When they do link them, I wonder if they can do it at the ends of the folding arms/tracks?
Would be more efficient as you’d obviously need fewer to ford a wide river - with the trade off being extra weight from stronger folding arms. Perhaps prohibitively so?
I’m not convinced that that picture of the two vehicles linking is them starting to build a bridge with these, and I am not sure that bridging vehicle is totally correct or appropriate.
These look more like mini ferries, and the picture of them starting to link two of them together is them building a bigger ferry out of two rather than trying to build a bridge with many of these all linked together.
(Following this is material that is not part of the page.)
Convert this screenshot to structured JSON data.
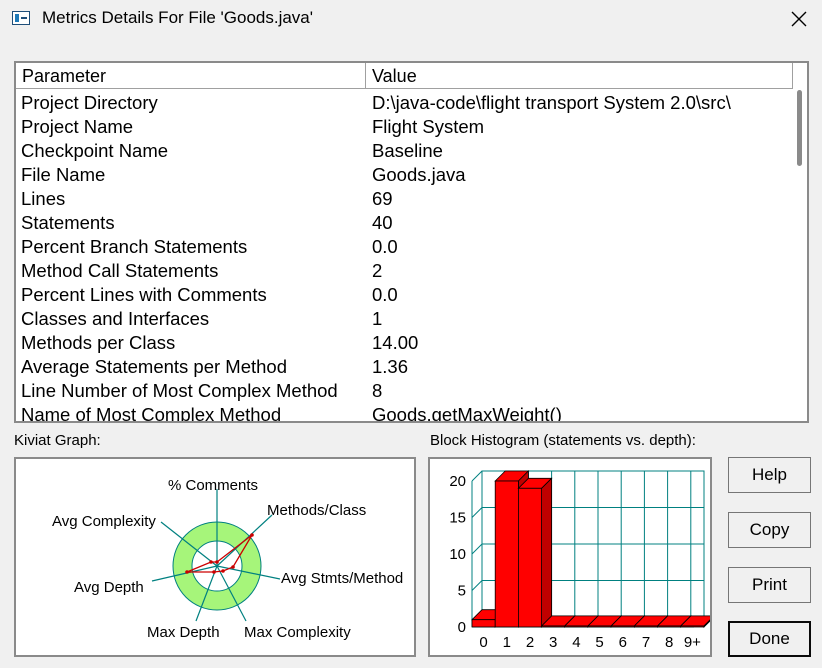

Sure, you could potentially do that if you got enough of them in a pinch, but that would like American military levels of waste and overkill.
There are simpler designs for those sort of bridging missions, and most importantly, in those designs, the bridge elements are cheap metal add ons rather than integral parts of the vehicle.
That means you could build a bridge with just one or two vehicles (provided you had enough spare add on bridge modules, for which you should have plenty of spares bridge modules and dedicated mass conveyances for those modules for just that sort of long bridge building operation), and that once you have built a bridge, you can leave it in place and redeploy the bridging vehicle(s).
With these, not only are the vehicles themselves considerably more complex (hence expensive), to form a bridge with them would mean you are going to be tying up a lot of those when you have much cheaper alternatives. You will also have a much bigger logistical footprint of meeting xx number of these ferries instead of just one or two conventional bridge layers with a number of mass conveyances.
These are specialists vehicles designed to support small, fast, elite units rather than being something designed to get the main army across.